The Mechanic 2011 Jason Statham, Ben Foster, Donald Sutherland

Paramount+

It’s jarring to see Sutherland still working in 2011. I don’t know if the wheelchair is a prop or something Donald needed at 75. He continued working a heavy schedule of films and tv until passing in 2024.

This film is a remake of the Charles Bronson film. A aging assassin trains his apprentice. Is he a successor or replacement for the older character?

Pretty good. It’s more violent than Statham’s later films. I liked The Mechanic better than the sequel (Mechanic: Resurrection) that’s on Peacock.

Rating 6 out of 10

He was walking around just fine in the Hunger Games movies, which came out after that.

I’m glad to hear he was using a prop in The Mechanic. Donald looked good and very alert in that 2011 film.

He is, thanks! I’ve been exposing him to a steady stream of cult films, offbeat comedies, and some cinematic oddities over the years (as well as the mainstream stuff like Star Wars, Marvel movies, etc. etc.) and he loves them. He even showed Repo Man and Suburbia to his friends after watching the movies with me.

My family made me binge watch The Hunger Games, I had only seen one before and I wasn’t sure which. Meh. Catching Fire may be my favorite, light and campy, like YA fiction should be. The more serious it gets the weaker the entire universe feels. YA books are written for YA minds and while they can handle heavy topics they’re handled in a cartoonish way, which is fine for the audience of YOUNG ADULTS. By the end film it was like seeing a herd of grown men in line for rides at Disney World, two worlds colliding in a bizarre and dark way.

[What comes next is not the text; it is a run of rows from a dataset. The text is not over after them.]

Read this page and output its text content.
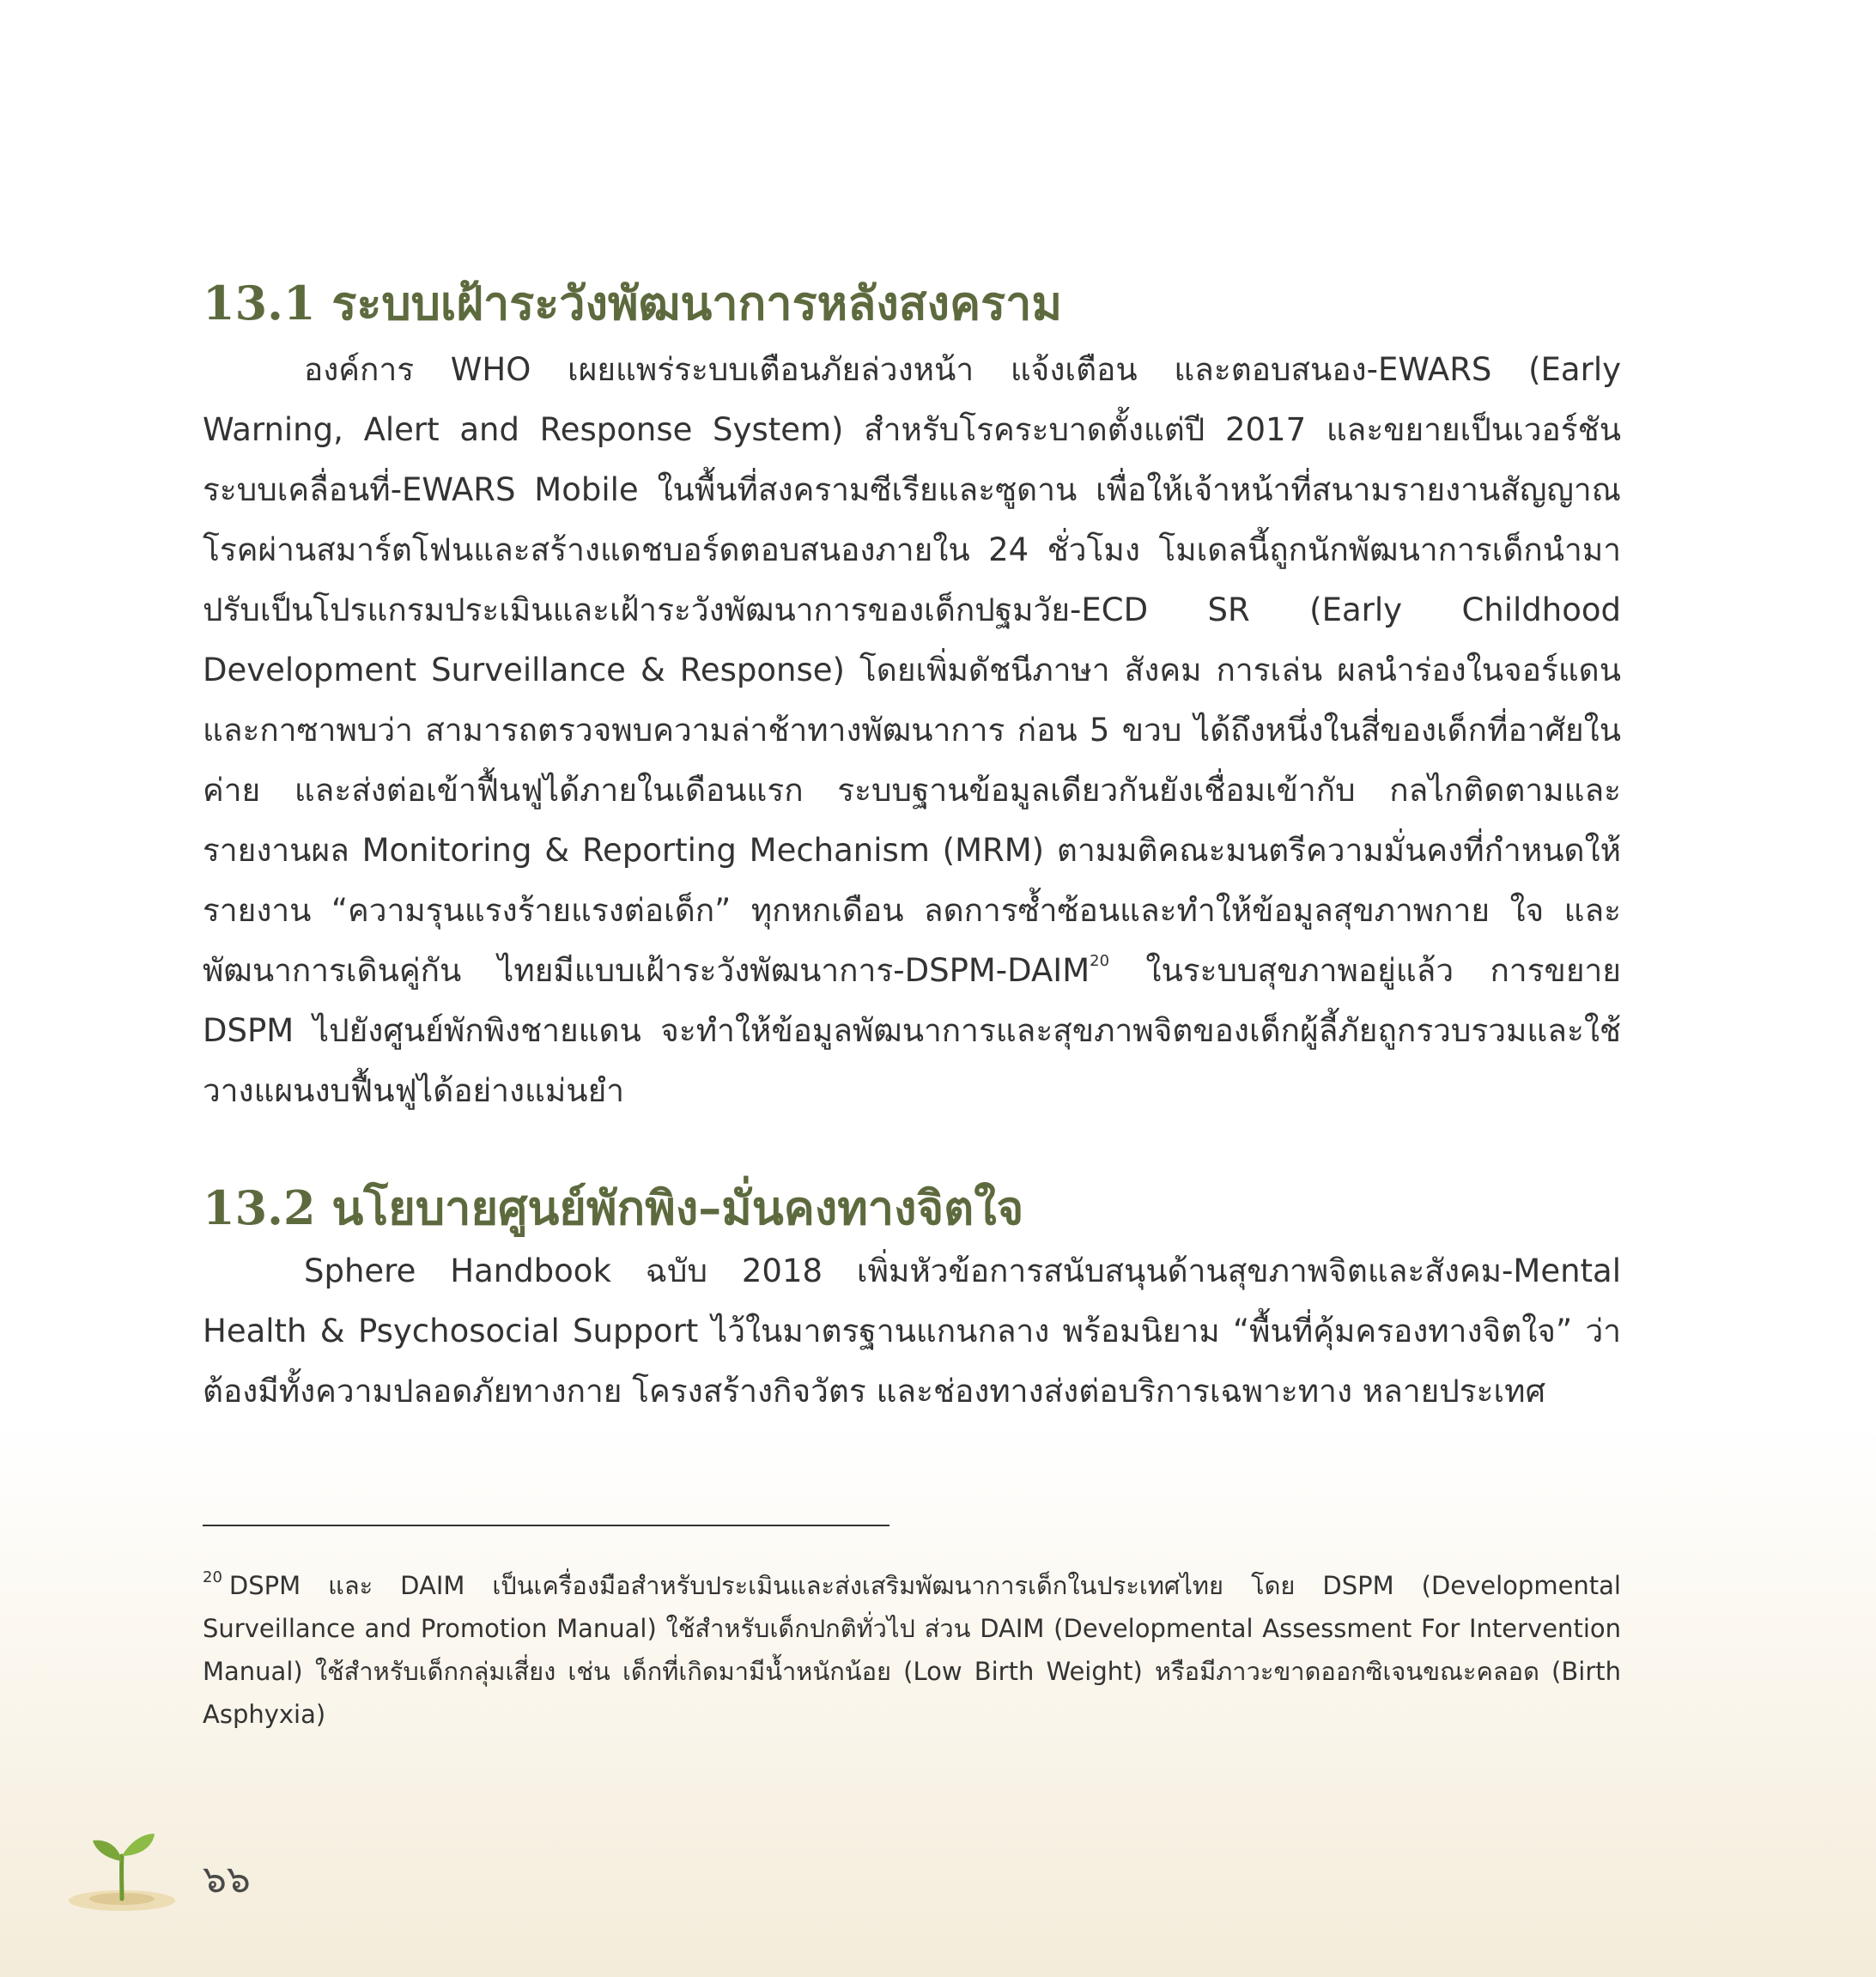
13.1 ระบบเฝ้าระวังพัฒนาการหลังสงคราม

องค์การ WHO เผยแพร่ระบบเตือนภัยล่วงหน้า แจ้งเตือน และตอบสนอง-EWARS (Early Warning, Alert and Response System) สำหรับโรคระบาดตั้งแต่ปี 2017 และขยายเป็นเวอร์ชันระบบเคลื่อนที่-EWARS Mobile ในพื้นที่สงครามซีเรียและซูดาน เพื่อให้เจ้าหน้าที่สนามรายงานสัญญาณโรคผ่านสมาร์ตโฟนและสร้างแดชบอร์ดตอบสนองภายใน 24 ชั่วโมง โมเดลนี้ถูกนักพัฒนาการเด็กนำมาปรับเป็นโปรแกรมประเมินและเฝ้าระวังพัฒนาการของเด็กปฐมวัย-ECD SR (Early Childhood Development Surveillance & Response) โดยเพิ่มดัชนีภาษา สังคม การเล่น ผลนำร่องในจอร์แดนและกาซาพบว่า สามารถตรวจพบความล่าช้าทางพัฒนาการ ก่อน 5 ขวบ ได้ถึงหนึ่งในสี่ของเด็กที่อาศัยในค่าย และส่งต่อเข้าฟื้นฟูได้ภายในเดือนแรก ระบบฐานข้อมูลเดียวกันยังเชื่อมเข้ากับ กลไกติดตามและรายงานผล Monitoring & Reporting Mechanism (MRM) ตามมติคณะมนตรีความมั่นคงที่กำหนดให้รายงาน “ความรุนแรงร้ายแรงต่อเด็ก” ทุกหกเดือน ลดการซ้ำซ้อนและทำให้ข้อมูลสุขภาพกาย ใจ และพัฒนาการเดินคู่กัน ไทยมีแบบเฝ้าระวังพัฒนาการ-DSPM-DAIM$^{20}$ ในระบบสุขภาพอยู่แล้ว การขยาย DSPM ไปยังศูนย์พักพิงชายแดน จะทำให้ข้อมูลพัฒนาการและสุขภาพจิตของเด็กผู้ลี้ภัยถูกรวบรวมและใช้วางแผนงบฟื้นฟูได้อย่างแม่นยำ

13.2 นโยบายศูนย์พักพิง–มั่นคงทางจิตใจ

Sphere Handbook ฉบับ 2018 เพิ่มหัวข้อการสนับสนุนด้านสุขภาพจิตและสังคม-Mental Health & Psychosocial Support ไว้ในมาตรฐานแกนกลาง พร้อมนิยาม “พื้นที่คุ้มครองทางจิตใจ” ว่าต้องมีทั้งความปลอดภัยทางกาย โครงสร้างกิจวัตร และช่องทางส่งต่อบริการเฉพาะทาง หลายประเทศ

$^{20}$ DSPM และ DAIM เป็นเครื่องมือสำหรับประเมินและส่งเสริมพัฒนาการเด็กในประเทศไทย โดย DSPM (Developmental Surveillance and Promotion Manual) ใช้สำหรับเด็กปกติทั่วไป ส่วน DAIM (Developmental Assessment For Intervention Manual) ใช้สำหรับเด็กกลุ่มเสี่ยง เช่น เด็กที่เกิดมามีน้ำหนักน้อย (Low Birth Weight) หรือมีภาวะขาดออกซิเจนขณะคลอด (Birth Asphyxia)

๖๖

If you want some weird sci-fi body horror, have you shown him Cronenberg’s eXistenZ?

I never found that one to be all that good. He is very hit and miss, to be honest.

I found the Crimes of the Future movie from 2022 mostly boring with about one or two moments of strangeness that made it briefly interesting.

His most recent film The Shrouds is even worse. Just incredibly dull and boring. There are a few moments of something interesting, and then it ends. Likely because it was originally supposed to be TV series.

Cronenberg, Spielberg, Kubrick, Lynch and Lucas, all overrated directors as far as I’m concerned (though probably not Lucas that much, really only one of his films is).

Little of Cronenbergs is good, IMHO, Spielberg has long since stopped being good, Kubrick did one great movie, Lynch, well, marmite, I can see how people like him but not me, and Lucas, well, probably a shit director with the top spot on “basic” film fans list.